Una escuela de discipulado
Para que conseguir una gran comunidad se
requiere establecer un plan, una visión que desarrolle la
formación/discipulado mediante distintas herramientas: grupos pequeños, catequesis, métodos, retiros, convivencias, peregrinaciones, actividades comunes, etc.
Estas mismas herramientas sirven, a su vez, para llevar a cabo la evangelización de nuevas personas que, de forma automática, se unen a ellas para convertirse en nuevos discípulos y volver a comenzar este proceso continuo.
Además, es preciso construir un liderazgo orgánico que identifique lo
que hace falta cambiar o modificar; que descubra lo que funciona o no funciona
y por qué; que señale lo que se hace bien o mal.
Se trata de una evaluación continua de los 5 pilares
básicos de la parroquia (Liturgia, Comunidad, Servicio, Discipulado y Evangelización) que requiere la formación continua de líderes
comprometidos.
El liderazgo compartido servirá
también para ver las necesidades presentes y futuras, y que, ante un posible
cambio del párroco, la comunidad pueda seguir funcionando con normalidad.
La sucesión del párroco es una
cuestión en la que no se piensa pero es importante tenerla en cuenta ya que la
parroquia no pertenece al párroco sino a los parroquianos. Es necesario que
exista un diálogo permanente entre parroquia y diócesis que detecte las
necesidades de una y de otra. Esto es labor del párroco junto con el arcipreste
y el vicario episcopal.
Además, es recomendable
establecer un plan de sucesión y un equipo de transición pastoral de la
parroquia para salvaguardar los avances realizados en materia de liderazgo que
implique, prepare, guie y apoye a nuevos líderes laicos, lo que facilitará la
integración del nuevo párroco, cuando se produzca.
Una renovación espiritual
La misión del cristiano es
desarrollar un corazón para Jesús que
le dé siempre el primer lugar. Comienza siempre por la conversión individual, es
decir, por la relación amorosa con Dios que despierta la fe y enardece el
corazón, que lo transforma de uno de piedra a uno de carne.

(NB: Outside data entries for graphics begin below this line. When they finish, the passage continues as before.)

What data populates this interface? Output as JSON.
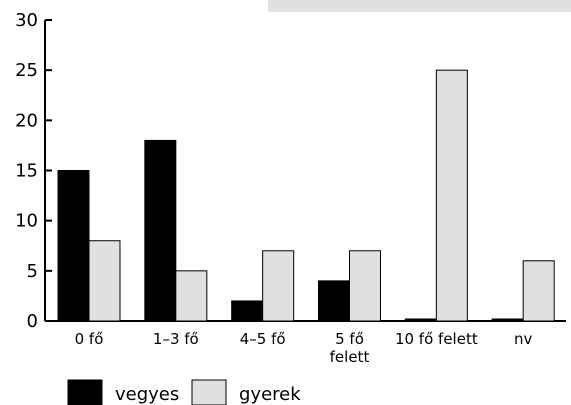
{
  "chart_data": {
    "type": "bar",
    "categories": [
      [
        "0 fő"
      ],
      [
        "1–3 fő"
      ],
      [
        "4–5 fő"
      ],
      [
        "5 fő",
        "felett"
      ],
      [
        "10 fő felett"
      ],
      [
        "nv"
      ]
    ],
    "series": [
      {
        "name": "vegyes",
        "color": "#000000",
        "values": [
          15,
          18,
          2,
          4,
          0.2,
          0.2
        ]
      },
      {
        "name": "gyerek",
        "color": "#e0e0e0",
        "values": [
          8,
          5,
          7,
          7,
          25,
          6
        ]
      }
    ],
    "yticks": [
      0,
      5,
      10,
      15,
      20,
      25,
      30
    ],
    "ylim": [
      0,
      30
    ],
    "grid": false,
    "legend_position": "bottom"
  }
}
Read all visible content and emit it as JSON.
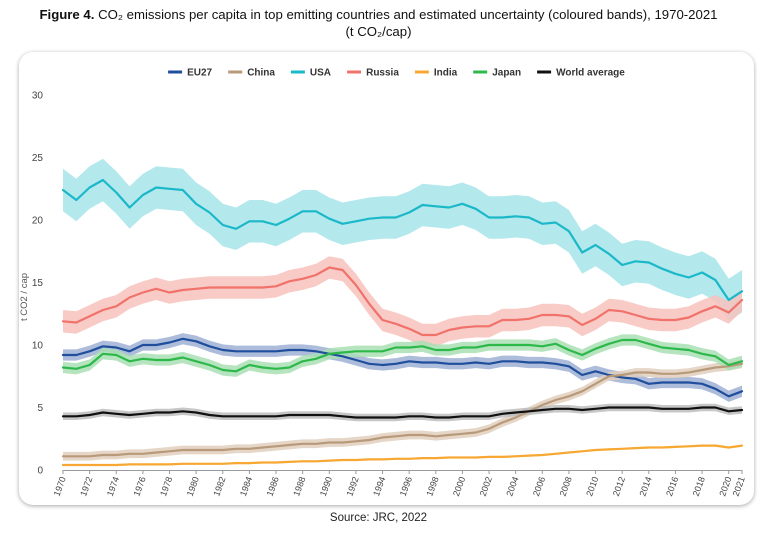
{
  "figure": {
    "label": "Figure 4.",
    "title_line1": "CO₂ emissions per capita in top emitting countries and estimated uncertainty (coloured bands), 1970-2021",
    "title_line2": "(t CO₂/cap)",
    "source": "Source: JRC, 2022"
  },
  "chart_data": {
    "type": "line",
    "title": "CO₂ emissions per capita in top emitting countries and estimated uncertainty (coloured bands), 1970-2021",
    "xlabel": "",
    "ylabel": "t CO2 / cap",
    "ylim": [
      0,
      30
    ],
    "xlim": [
      1970,
      2021
    ],
    "yticks": [
      0,
      5,
      10,
      15,
      20,
      25,
      30
    ],
    "xticks": [
      1970,
      1972,
      1974,
      1976,
      1978,
      1980,
      1982,
      1984,
      1986,
      1988,
      1990,
      1992,
      1994,
      1996,
      1998,
      2000,
      2002,
      2004,
      2006,
      2008,
      2010,
      2012,
      2014,
      2016,
      2018,
      2020,
      2021
    ],
    "legend_position": "top",
    "grid": false,
    "x": [
      1970,
      1971,
      1972,
      1973,
      1974,
      1975,
      1976,
      1977,
      1978,
      1979,
      1980,
      1981,
      1982,
      1983,
      1984,
      1985,
      1986,
      1987,
      1988,
      1989,
      1990,
      1991,
      1992,
      1993,
      1994,
      1995,
      1996,
      1997,
      1998,
      1999,
      2000,
      2001,
      2002,
      2003,
      2004,
      2005,
      2006,
      2007,
      2008,
      2009,
      2010,
      2011,
      2012,
      2013,
      2014,
      2015,
      2016,
      2017,
      2018,
      2019,
      2020,
      2021
    ],
    "series": [
      {
        "name": "EU27",
        "color": "#1f4e9c",
        "band_color": "#9fb0d4",
        "band_width": 0.45,
        "values": [
          9.2,
          9.2,
          9.5,
          9.9,
          9.8,
          9.5,
          10.0,
          10.0,
          10.2,
          10.5,
          10.3,
          9.9,
          9.6,
          9.5,
          9.5,
          9.5,
          9.5,
          9.6,
          9.6,
          9.5,
          9.3,
          9.1,
          8.8,
          8.5,
          8.4,
          8.5,
          8.7,
          8.6,
          8.6,
          8.5,
          8.5,
          8.6,
          8.5,
          8.7,
          8.7,
          8.6,
          8.6,
          8.5,
          8.3,
          7.6,
          7.9,
          7.6,
          7.4,
          7.3,
          6.9,
          7.0,
          7.0,
          7.0,
          6.9,
          6.5,
          5.9,
          6.3
        ]
      },
      {
        "name": "China",
        "color": "#b89a7a",
        "band_color": "#e0cfbd",
        "band_width": 0.35,
        "values": [
          1.1,
          1.1,
          1.1,
          1.2,
          1.2,
          1.3,
          1.3,
          1.4,
          1.5,
          1.6,
          1.6,
          1.6,
          1.6,
          1.7,
          1.7,
          1.8,
          1.9,
          2.0,
          2.1,
          2.1,
          2.2,
          2.2,
          2.3,
          2.4,
          2.6,
          2.7,
          2.8,
          2.8,
          2.7,
          2.8,
          2.9,
          3.0,
          3.3,
          3.8,
          4.2,
          4.7,
          5.2,
          5.6,
          5.9,
          6.3,
          6.9,
          7.5,
          7.6,
          7.8,
          7.8,
          7.7,
          7.7,
          7.8,
          8.0,
          8.2,
          8.3,
          8.5
        ]
      },
      {
        "name": "USA",
        "color": "#1ab8c8",
        "band_color": "#a6e4ea",
        "band_width": 1.7,
        "values": [
          22.4,
          21.6,
          22.6,
          23.2,
          22.2,
          21.0,
          22.0,
          22.6,
          22.5,
          22.4,
          21.3,
          20.6,
          19.6,
          19.3,
          19.9,
          19.9,
          19.6,
          20.1,
          20.7,
          20.7,
          20.1,
          19.7,
          19.9,
          20.1,
          20.2,
          20.2,
          20.6,
          21.2,
          21.1,
          21.0,
          21.3,
          20.9,
          20.2,
          20.2,
          20.3,
          20.2,
          19.7,
          19.8,
          19.1,
          17.4,
          18.0,
          17.3,
          16.4,
          16.7,
          16.6,
          16.1,
          15.7,
          15.4,
          15.8,
          15.2,
          13.6,
          14.3
        ]
      },
      {
        "name": "Russia",
        "color": "#f0726a",
        "band_color": "#f8c2bc",
        "band_width": 0.9,
        "values": [
          11.9,
          11.8,
          12.3,
          12.8,
          13.1,
          13.8,
          14.2,
          14.5,
          14.2,
          14.4,
          14.5,
          14.6,
          14.6,
          14.6,
          14.6,
          14.6,
          14.7,
          15.1,
          15.3,
          15.6,
          16.2,
          16.0,
          14.8,
          13.3,
          12.0,
          11.7,
          11.3,
          10.8,
          10.8,
          11.2,
          11.4,
          11.5,
          11.5,
          12.0,
          12.0,
          12.1,
          12.4,
          12.4,
          12.3,
          11.6,
          12.1,
          12.8,
          12.7,
          12.4,
          12.1,
          12.0,
          12.0,
          12.2,
          12.7,
          13.1,
          12.6,
          13.6
        ]
      },
      {
        "name": "India",
        "color": "#f7a833",
        "band_color": "#fbd9a4",
        "band_width": 0.08,
        "values": [
          0.4,
          0.4,
          0.4,
          0.4,
          0.4,
          0.45,
          0.45,
          0.45,
          0.45,
          0.5,
          0.5,
          0.5,
          0.5,
          0.55,
          0.55,
          0.6,
          0.6,
          0.65,
          0.7,
          0.7,
          0.75,
          0.8,
          0.8,
          0.85,
          0.85,
          0.9,
          0.9,
          0.95,
          0.95,
          1.0,
          1.0,
          1.0,
          1.05,
          1.05,
          1.1,
          1.15,
          1.2,
          1.3,
          1.4,
          1.5,
          1.6,
          1.65,
          1.7,
          1.75,
          1.8,
          1.8,
          1.85,
          1.9,
          1.95,
          1.95,
          1.8,
          1.95
        ]
      },
      {
        "name": "Japan",
        "color": "#2db84a",
        "band_color": "#a9dfb4",
        "band_width": 0.45,
        "values": [
          8.2,
          8.1,
          8.4,
          9.3,
          9.2,
          8.7,
          8.9,
          8.8,
          8.8,
          9.0,
          8.7,
          8.4,
          8.0,
          7.9,
          8.4,
          8.2,
          8.1,
          8.2,
          8.7,
          8.9,
          9.3,
          9.4,
          9.5,
          9.5,
          9.5,
          9.8,
          9.8,
          9.9,
          9.6,
          9.6,
          9.8,
          9.8,
          10.0,
          10.0,
          10.0,
          10.0,
          9.9,
          10.1,
          9.6,
          9.2,
          9.7,
          10.1,
          10.4,
          10.4,
          10.1,
          9.8,
          9.7,
          9.6,
          9.3,
          9.1,
          8.4,
          8.7
        ]
      },
      {
        "name": "World average",
        "color": "#111111",
        "band_color": "#bdbdbd",
        "band_width": 0.3,
        "values": [
          4.3,
          4.3,
          4.4,
          4.6,
          4.5,
          4.4,
          4.5,
          4.6,
          4.6,
          4.7,
          4.6,
          4.4,
          4.3,
          4.3,
          4.3,
          4.3,
          4.3,
          4.4,
          4.4,
          4.4,
          4.4,
          4.3,
          4.2,
          4.2,
          4.2,
          4.2,
          4.3,
          4.3,
          4.2,
          4.2,
          4.3,
          4.3,
          4.3,
          4.5,
          4.6,
          4.7,
          4.8,
          4.9,
          4.9,
          4.8,
          4.9,
          5.0,
          5.0,
          5.0,
          5.0,
          4.9,
          4.9,
          4.9,
          5.0,
          5.0,
          4.7,
          4.8
        ]
      }
    ]
  }
}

La conversión individual da paso a la mistagogia o madurez espiritual, un tiempo de profundización en su compromiso de ser y vivir como un hombre nuevo. Es un largo camino en el que Jesús nos acompaña y que se realiza mediante la vida interior, la oración, la meditación, los sacramentos, la lectura espiritual, la vivencia de la fe, el discipulado, etc.
Una vez producida la conversión personal y a través del liderazgo compartido, ésta se prolonga a toda la comunidad, es decir, la gracia suscita la conversión pastoral de la parroquia, renovándola y convirtiéndola en luz para el mundo, como consecuencia de la acción del Espíritu Santo que se derrama sobre la Iglesia de Cristo.